Once the app is started with the desired options, visit
[http://localhost:3000/](http://localhost:3000/) in the browser.

The minimal HTML user interface is provided by Kemal and it provides
a textarea for entering page URLs, one per line.

Clicking "Submit" will process the data and display the results.
A sort of real-time update is achieved by printing data to the
response IO in real-time, allowing the browser to display result
rows in incremental chunks instead of having to wait for all data
to be processed.

## Runtime and results

When the application starts, it will print a summary of the running
configuration to STDOUT. Also, if option -v is provided,
it will print '.' and '+' for each downloaded and parsed
file.

As URLs are processed, each result row in the browser
will display the following values:

1. Sequential number following the ordering of URLs in the list, starting from 0
2. Page URL (in case of a download error also with a copy of the error text)
3. Parsed creation/modification date. If no date is determined, the value is empty
4. Elapsed time for parsing the date (this value includes all Fiber
wait times, but as methods invoked are generally non-blocking and execute without
releasing the CPU, this value is considered to be close to real algorithm execution time)
5. Elapsed time for downloading the page (this value includes all Fiber
wait times, e.g. times waiting for web servers to respond as well as
fibers to be scheduled on the CPU. As such it is regularly
higher than the amount of time spent in actual execution)
6. HTTP response status code
7. Name of program method which determined the date
8. The corresponding confidence store (0.0 - 1.0)

The footer of the table also contains 3 summarized values:

1. Total real (wallclock) time
2. Sum of all parsing times
3. Sum of all download times

Wallclock time is useful for determining general/overall performance.

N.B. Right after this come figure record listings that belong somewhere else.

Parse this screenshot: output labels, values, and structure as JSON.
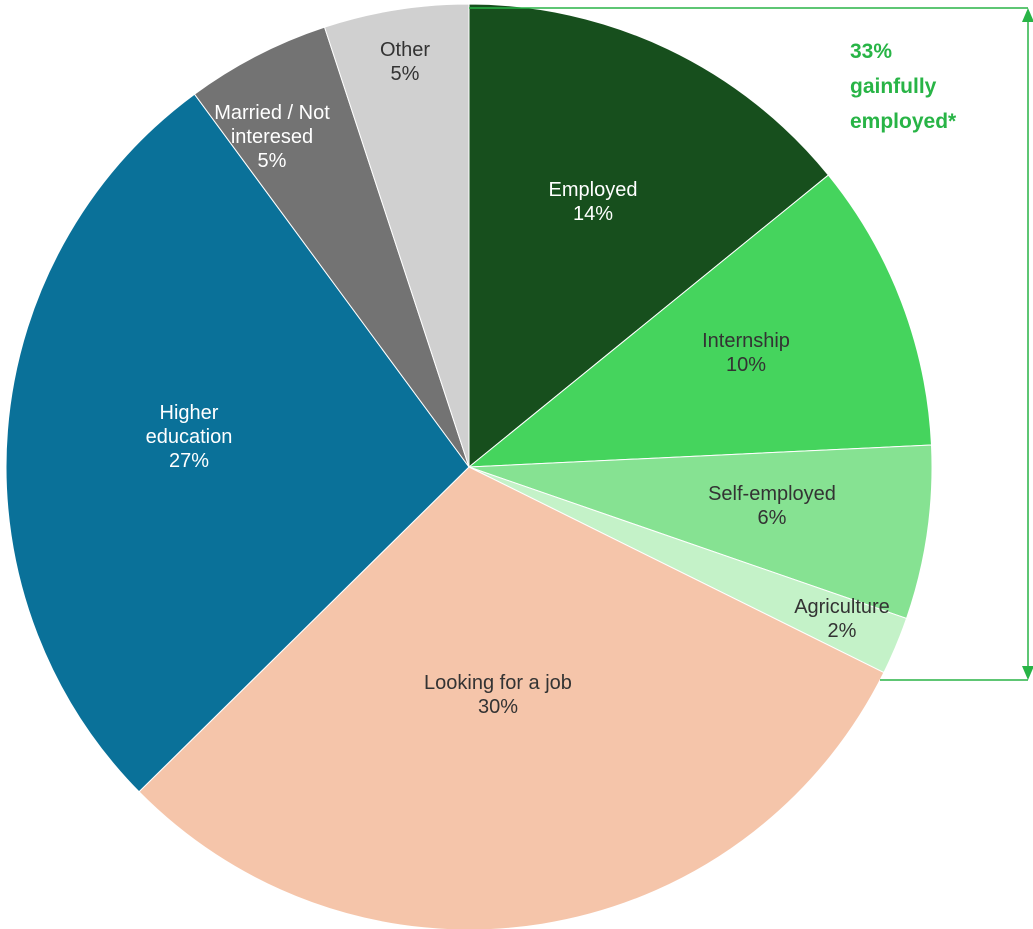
{
  "chart_data": {
    "type": "pie",
    "categories": [
      "Employed",
      "Internship",
      "Self-employed",
      "Agriculture",
      "Looking for a job",
      "Higher education",
      "Married / Not interesed",
      "Other"
    ],
    "values": [
      14,
      10,
      6,
      2,
      30,
      27,
      5,
      5
    ],
    "value_labels": [
      "14%",
      "10%",
      "6%",
      "2%",
      "30%",
      "27%",
      "5%",
      "5%"
    ],
    "colors": [
      "#174f1d",
      "#45d45d",
      "#86e292",
      "#c4f2c8",
      "#f5c5aa",
      "#0a7199",
      "#737373",
      "#d0d0d0"
    ],
    "annotation_lines": [
      "33%",
      "gainfully",
      "employed*"
    ],
    "annotation_color": "#28b446"
  }
}
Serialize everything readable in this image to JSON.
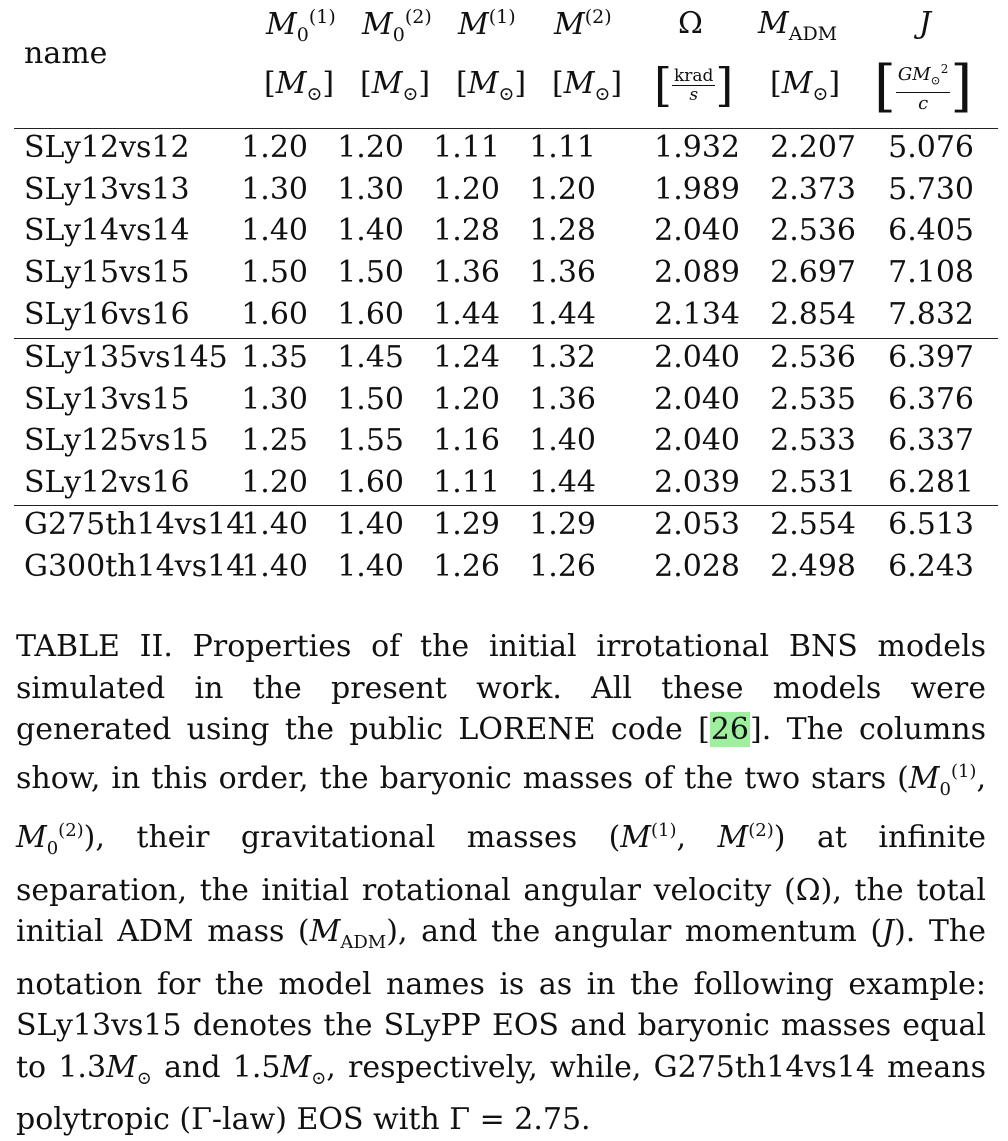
{
  "table": {
    "name_header": "name",
    "columns": [
      {
        "symbol_html": "M<sub>0</sub><sup>(1)</sup>",
        "unit_html": "[M<sub>⊙</sub>]"
      },
      {
        "symbol_html": "M<sub>0</sub><sup>(2)</sup>",
        "unit_html": "[M<sub>⊙</sub>]"
      },
      {
        "symbol_html": "M<sup>(1)</sup>",
        "unit_html": "[M<sub>⊙</sub>]"
      },
      {
        "symbol_html": "M<sup>(2)</sup>",
        "unit_html": "[M<sub>⊙</sub>]"
      },
      {
        "symbol_html": "Ω",
        "unit_html": "krad/s"
      },
      {
        "symbol_html": "M<sub>ADM</sub>",
        "unit_html": "[M<sub>⊙</sub>]"
      },
      {
        "symbol_html": "J",
        "unit_html": "GM⊙²/c"
      }
    ],
    "groups": [
      [
        [
          "SLy12vs12",
          "1.20",
          "1.20",
          "1.11",
          "1.11",
          "1.932",
          "2.207",
          "5.076"
        ],
        [
          "SLy13vs13",
          "1.30",
          "1.30",
          "1.20",
          "1.20",
          "1.989",
          "2.373",
          "5.730"
        ],
        [
          "SLy14vs14",
          "1.40",
          "1.40",
          "1.28",
          "1.28",
          "2.040",
          "2.536",
          "6.405"
        ],
        [
          "SLy15vs15",
          "1.50",
          "1.50",
          "1.36",
          "1.36",
          "2.089",
          "2.697",
          "7.108"
        ],
        [
          "SLy16vs16",
          "1.60",
          "1.60",
          "1.44",
          "1.44",
          "2.134",
          "2.854",
          "7.832"
        ]
      ],
      [
        [
          "SLy135vs145",
          "1.35",
          "1.45",
          "1.24",
          "1.32",
          "2.040",
          "2.536",
          "6.397"
        ],
        [
          "SLy13vs15",
          "1.30",
          "1.50",
          "1.20",
          "1.36",
          "2.040",
          "2.535",
          "6.376"
        ],
        [
          "SLy125vs15",
          "1.25",
          "1.55",
          "1.16",
          "1.40",
          "2.040",
          "2.533",
          "6.337"
        ],
        [
          "SLy12vs16",
          "1.20",
          "1.60",
          "1.11",
          "1.44",
          "2.039",
          "2.531",
          "6.281"
        ]
      ],
      [
        [
          "G275th14vs14",
          "1.40",
          "1.40",
          "1.29",
          "1.29",
          "2.053",
          "2.554",
          "6.513"
        ],
        [
          "G300th14vs14",
          "1.40",
          "1.40",
          "1.26",
          "1.26",
          "2.028",
          "2.498",
          "6.243"
        ]
      ]
    ]
  },
  "caption": {
    "label": "TABLE II.",
    "text_before_cite": "Properties of the initial irrotational BNS models simulated in the present work. All these models were generated using the public LORENE code",
    "cite": "26",
    "text_after_cite": ". The columns show, in this order, the baryonic masses of the two stars",
    "text_2": "their gravitational masses",
    "text_3": "at infinite separation, the initial rotational angular velocity (Ω), the total initial ADM mass",
    "text_4": "and the angular momentum",
    "text_5": "The notation for the model names is as in the following example: SLy13vs15 denotes the SLyPP EOS and baryonic masses equal to 1.3",
    "text_6": "and 1.5",
    "text_7": ", respectively, while, G275th14vs14 means polytropic (Γ-law) EOS with Γ = 2.75."
  }
}
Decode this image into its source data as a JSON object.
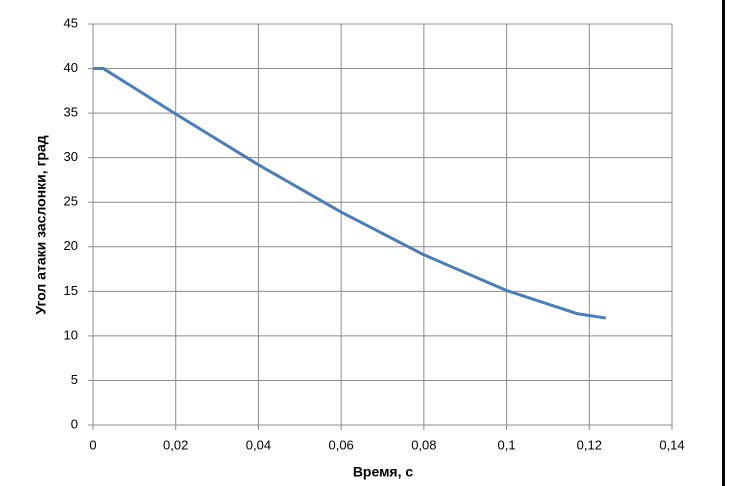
{
  "chart_data": {
    "type": "line",
    "x_label": "Время, с",
    "y_label": "Угол атаки заслонки, град",
    "x": [
      0,
      0.0025,
      0.02,
      0.04,
      0.06,
      0.08,
      0.1,
      0.117,
      0.124
    ],
    "series": [
      {
        "color": "#4a7ebb",
        "values": [
          40,
          40,
          34.9,
          29.2,
          23.9,
          19.1,
          15.1,
          12.5,
          12
        ]
      }
    ],
    "xlim": [
      0,
      0.14
    ],
    "xticks": [
      0,
      {
        "value": 0.02,
        "label": "0,02"
      },
      {
        "value": 0.04,
        "label": "0,04"
      },
      {
        "value": 0.06,
        "label": "0,06"
      },
      {
        "value": 0.08,
        "label": "0,08"
      },
      {
        "value": 0.1,
        "label": "0,1"
      },
      {
        "value": 0.12,
        "label": "0,12"
      },
      {
        "value": 0.14,
        "label": "0,14"
      }
    ],
    "ylim": [
      0,
      45
    ],
    "yticks": [
      0,
      5,
      10,
      15,
      20,
      25,
      30,
      35,
      40,
      45
    ],
    "grid": true
  }
}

Parsing times report the actual times spent parsing and are useful for
identifying potential needed improvements in the algorithms or on particular
types of pages.

Download times, if very high, are useful for identifying
that the thread settings (options -d and -p) may be suboptimal
and could be adjusted. Alternatively if very low, the
number of threads could be increased.

When processing of the URL list is complete, all open download connections
and Fibers terminate. They are re-created on every request.

## App design

The app is based on Fibers and Channels.

A group of N (--downloaders) Fibers works on the input URLs, processing
each one while taking advantage of basic HTTP Keep-Alive implementation
and maintaining at most N (--connections) HTTP::Clients open for each
individual domain.

Parallel connections to the same host are not created up-front, but
are instantiated only if needed to crawl multiple pages from the same
domain simultaneously.

The app is intended to run N (--downloaders) download
fibers in parallel. However, if the input list is heavily sorted by
domain the performance may be reduced to N (--connections).
In such cases, either set options -d and -c to the same value or
randomize the input list (e.g. `sort -R `).

As each downloader downloads its page, it sends the intermediate data
over the appropriate Channel to the parser processes, and then
waits for the next page to download.

The parser processes receive downloaded data and try to determine the
page creation or modification date using various parsing strategies.
The current design of the parsing and extraction system is documented
in the file *PARSING.md*.

As each parser finishes scanning through the page, it sends the final
results and statistics to the results Channel and then waits for another
page to parse.

### In more general terms

The implemented design based on Channels, "downloaders" and "parsers"
is chosen on the idea that a real-world, larger system could use
a similar architecture on a larger scale.

For example, the downloader processes might be advanced clients capable
of downloading JavaScript-heavy/SPA pages, re-parsing stored content instead
of downloading it again, and/or using various APIs instead of getting data
through crawling (e.g. search engines get data from Wikipedia via
API, not downloading HTML).

These processes would then send contents via message passing or
queueing systems for further processes down the line, of which date
parsers could be just one type of consumer.

### Improvements

In a more complete, non-prototype implementation, a couple improvements
could be added:

- More per-domain crawling limits and/or bandwidth caps

- Keeping track of which parsing strategies had the best success rate on
particular domains and/or subdirectories within domains. The order in
which the parsing strategies are run could then be dynamically adjusted
for best performance.